En Birmanie, la junte militaire interdit aux hommes de partir travailler à l’étranger
Un panneau devant l’aéroport de Rangoun, Birmanie. Début mai, la junte a interdit aux hommes de postuler pour travailler à l’étranger. © Jim Driscoll / CC BY-NC-ND 2.0Le 15/06/2024
La junte birmane a interdit aux hommes éligibles à l’enrôlement dans l’armée de quitter le pays pour travailler à l’étranger, selon une annonce du ministère du Travail. Cette mesure est entrée en vigueur début mai et suit la conscription imposée en février aux hommes de 18 à 35 ans et aux femmes de 18 à 27 ans – des décisions qui ont été prises après d’importantes pertes et défaites subies par l’armée dans le cadre de la guerre civile. Après l’annonce de la conscription forcée, au moins 100 000 hommes avaient demandé à quitter le pays.
Nyunt Win, secrétaire permanent du ministère du Travail, a expliqué le mois dernier que l’ordre de ne pas quitter le pays ne s’appliquait pas à ceux qui avaient déjà reçu une autorisation. « Ceux qui ont déjà obtenu un accord sont exempts de cette interdiction. Nous la lèverons selon les circonstances à venir. C’est tout ce que je peux dire pour le moment. » Une source anonyme a indiqué au média local Myanmar Now que durant une réunion organisée avant l’annonce officielle, le ministre du Travail s’était plaint que « trop de jeunes quittent le pays pour éviter la loi sur les conscriptions ».
De son côté, l’Institut des États-Unis pour la paix estime que l’armée birmane compte un maximum de 130 000 soldats, et que seulement près de la moitié d’entre eux sont prêts au combat. Selon les experts, les conscriptions sont une tentative désespérée de renforcer les troupes, qui ont été réduites progressivement après plus de trois ans de combats.
2,6 millions d’habitants ont été déplacés par les conflits
Après la guerre civile qui a éclaté à cause du coup d’État de février 2021, quand les militaires ont renversé le gouvernement dirigé par Aung San Suu Kyi, plusieurs milliers de citoyens birmans ont fui à l’étranger, en allant chercher du travail principalement en Thaïlande, en Malaisie, à Singapour, en Corée du Sud et aux Émirats Arabes Unis.
Avant l’annonce des conscriptions forcées en février, le régime militaire, à court d’argent et de main-d’œuvre, avait déjà introduit deux mesures économiques dans le but de pénaliser les travailleurs migrants. Afin d’envoyer de l’argent en Birmanie, ces derniers doivent utiliser des canaux officiels pour transférer au moins un quart de leur salaire (à des taux défavorables). Un refus entraînerait une interdiction de voyage à l’étranger durant trois ans dès leur retour. De plus, les Birmans travaillant à l’étranger doivent payer des impôts sur leurs revenus à l’étranger, soit une double taxation puisqu’ils doivent déjà payer des impôts dans leur pays hôte.

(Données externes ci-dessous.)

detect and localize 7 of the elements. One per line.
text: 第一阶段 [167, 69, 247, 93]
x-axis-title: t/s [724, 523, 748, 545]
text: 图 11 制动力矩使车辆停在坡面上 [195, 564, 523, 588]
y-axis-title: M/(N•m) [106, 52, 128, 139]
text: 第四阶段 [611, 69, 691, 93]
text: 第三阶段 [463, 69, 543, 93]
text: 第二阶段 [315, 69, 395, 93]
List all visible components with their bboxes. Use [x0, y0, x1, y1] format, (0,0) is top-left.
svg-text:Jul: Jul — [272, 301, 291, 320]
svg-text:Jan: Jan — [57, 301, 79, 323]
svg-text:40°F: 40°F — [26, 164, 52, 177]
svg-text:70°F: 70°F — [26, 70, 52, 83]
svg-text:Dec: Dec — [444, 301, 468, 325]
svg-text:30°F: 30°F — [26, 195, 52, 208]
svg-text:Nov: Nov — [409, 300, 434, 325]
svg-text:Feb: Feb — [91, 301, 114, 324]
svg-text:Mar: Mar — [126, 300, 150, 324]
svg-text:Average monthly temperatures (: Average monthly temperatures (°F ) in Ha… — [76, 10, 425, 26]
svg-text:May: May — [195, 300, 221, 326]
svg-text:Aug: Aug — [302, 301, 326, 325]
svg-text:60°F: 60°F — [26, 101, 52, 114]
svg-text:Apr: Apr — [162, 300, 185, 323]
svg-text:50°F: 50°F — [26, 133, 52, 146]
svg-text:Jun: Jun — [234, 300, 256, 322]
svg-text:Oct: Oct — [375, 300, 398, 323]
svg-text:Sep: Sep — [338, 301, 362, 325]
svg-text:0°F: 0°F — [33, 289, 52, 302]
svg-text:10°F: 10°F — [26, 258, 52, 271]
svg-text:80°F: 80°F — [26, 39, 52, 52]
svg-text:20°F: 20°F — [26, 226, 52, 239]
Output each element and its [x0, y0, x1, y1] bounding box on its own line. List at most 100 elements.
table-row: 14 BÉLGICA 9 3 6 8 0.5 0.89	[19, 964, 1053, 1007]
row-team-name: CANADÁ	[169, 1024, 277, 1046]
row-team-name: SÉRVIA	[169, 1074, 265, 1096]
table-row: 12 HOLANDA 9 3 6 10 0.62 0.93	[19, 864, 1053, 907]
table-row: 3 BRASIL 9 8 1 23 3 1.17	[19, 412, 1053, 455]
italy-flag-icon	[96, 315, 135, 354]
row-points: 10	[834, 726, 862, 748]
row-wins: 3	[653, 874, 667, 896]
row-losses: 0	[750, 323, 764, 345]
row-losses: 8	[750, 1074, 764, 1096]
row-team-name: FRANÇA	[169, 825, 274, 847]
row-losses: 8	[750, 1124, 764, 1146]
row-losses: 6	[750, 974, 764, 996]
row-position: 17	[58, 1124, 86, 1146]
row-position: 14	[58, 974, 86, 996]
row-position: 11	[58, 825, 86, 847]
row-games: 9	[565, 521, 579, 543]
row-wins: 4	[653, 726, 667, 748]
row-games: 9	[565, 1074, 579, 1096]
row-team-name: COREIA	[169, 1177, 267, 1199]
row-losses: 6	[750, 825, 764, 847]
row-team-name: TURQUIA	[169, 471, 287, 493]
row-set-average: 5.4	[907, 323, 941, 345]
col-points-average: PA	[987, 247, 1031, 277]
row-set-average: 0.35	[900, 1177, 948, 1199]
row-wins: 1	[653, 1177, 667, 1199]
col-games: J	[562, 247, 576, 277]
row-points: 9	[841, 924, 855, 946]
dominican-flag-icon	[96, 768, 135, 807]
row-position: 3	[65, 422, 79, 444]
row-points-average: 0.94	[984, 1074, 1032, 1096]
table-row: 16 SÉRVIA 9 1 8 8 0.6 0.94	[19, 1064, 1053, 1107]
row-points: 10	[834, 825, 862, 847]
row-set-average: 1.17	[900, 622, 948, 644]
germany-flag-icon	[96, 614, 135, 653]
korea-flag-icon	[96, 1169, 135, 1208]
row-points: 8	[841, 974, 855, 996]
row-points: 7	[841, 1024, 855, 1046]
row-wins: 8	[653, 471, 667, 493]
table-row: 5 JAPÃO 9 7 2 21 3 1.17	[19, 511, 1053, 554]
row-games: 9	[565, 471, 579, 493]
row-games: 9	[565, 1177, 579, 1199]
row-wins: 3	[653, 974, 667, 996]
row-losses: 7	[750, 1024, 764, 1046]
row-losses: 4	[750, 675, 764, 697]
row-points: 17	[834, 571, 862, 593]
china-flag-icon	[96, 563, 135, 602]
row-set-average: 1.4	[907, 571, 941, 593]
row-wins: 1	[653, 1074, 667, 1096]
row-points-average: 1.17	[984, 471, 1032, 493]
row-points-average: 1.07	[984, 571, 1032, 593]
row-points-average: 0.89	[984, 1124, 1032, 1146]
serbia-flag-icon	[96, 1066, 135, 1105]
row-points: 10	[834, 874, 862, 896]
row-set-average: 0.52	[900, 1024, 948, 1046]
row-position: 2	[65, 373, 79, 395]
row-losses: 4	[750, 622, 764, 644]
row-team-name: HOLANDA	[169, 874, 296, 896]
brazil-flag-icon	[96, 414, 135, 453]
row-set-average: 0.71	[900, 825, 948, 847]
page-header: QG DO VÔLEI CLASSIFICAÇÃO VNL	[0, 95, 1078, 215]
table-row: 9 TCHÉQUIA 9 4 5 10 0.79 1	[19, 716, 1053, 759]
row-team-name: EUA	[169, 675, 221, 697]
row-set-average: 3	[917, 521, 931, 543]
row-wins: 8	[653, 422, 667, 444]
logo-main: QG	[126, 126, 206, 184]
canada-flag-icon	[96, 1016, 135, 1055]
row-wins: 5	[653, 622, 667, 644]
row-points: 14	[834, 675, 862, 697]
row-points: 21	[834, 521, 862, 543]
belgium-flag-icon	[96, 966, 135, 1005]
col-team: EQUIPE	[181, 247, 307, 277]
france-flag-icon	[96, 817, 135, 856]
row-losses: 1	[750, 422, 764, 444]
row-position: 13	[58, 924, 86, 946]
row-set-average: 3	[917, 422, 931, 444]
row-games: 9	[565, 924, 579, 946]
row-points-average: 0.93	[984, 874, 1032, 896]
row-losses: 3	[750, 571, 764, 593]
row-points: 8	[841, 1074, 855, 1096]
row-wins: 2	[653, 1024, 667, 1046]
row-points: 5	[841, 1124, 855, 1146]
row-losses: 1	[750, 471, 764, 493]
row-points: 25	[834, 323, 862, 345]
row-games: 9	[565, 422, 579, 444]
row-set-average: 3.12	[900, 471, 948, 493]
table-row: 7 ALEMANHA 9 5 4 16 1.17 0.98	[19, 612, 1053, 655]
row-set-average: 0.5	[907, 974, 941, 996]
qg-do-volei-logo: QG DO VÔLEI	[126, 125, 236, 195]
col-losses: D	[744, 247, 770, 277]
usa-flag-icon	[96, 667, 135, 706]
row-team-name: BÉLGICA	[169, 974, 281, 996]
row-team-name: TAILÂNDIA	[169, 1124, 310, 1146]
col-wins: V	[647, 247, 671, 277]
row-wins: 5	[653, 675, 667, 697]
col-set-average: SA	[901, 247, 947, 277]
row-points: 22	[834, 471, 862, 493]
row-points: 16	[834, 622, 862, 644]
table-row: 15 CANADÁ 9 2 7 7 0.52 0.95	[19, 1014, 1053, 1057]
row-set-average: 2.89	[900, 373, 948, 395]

Avec la nouvelle interdiction annoncée début mai, tout le monde « a perdu espoir en l’avenir », confie un homme qui pensait partir au Japon, interrogé par la BBC. « Il n’y a pas d’opportunités d’embauche en Birmanie, et maintenant ils nous interdisent même de quitter le pays. Est-ce que nous n’avons le droit de rien faire ? », demande-t-il.
Après l’annonce des conscriptions, durant plusieurs semaines, beaucoup d’hommes en âge d’intégrer l’armée ont pu fuir en Thaïlande grâce aux avancées des forces de résistance qui avaient pris le contrôle de Myawaddy – un important poste commercial frontalier – avant de le perdre deux semaines plus tard. Près de 15 000 personnes ont pris la fuite durant les combats, en cherchant refuge dans les monastères ou en installant des camps de fortune le long de la rivière Moei, qui sépare la Birmanie de la Thaïlande. Selon les Nations unies, au moins 2,6 millions d’habitants ont été déplacés par les conflits internes depuis 2021.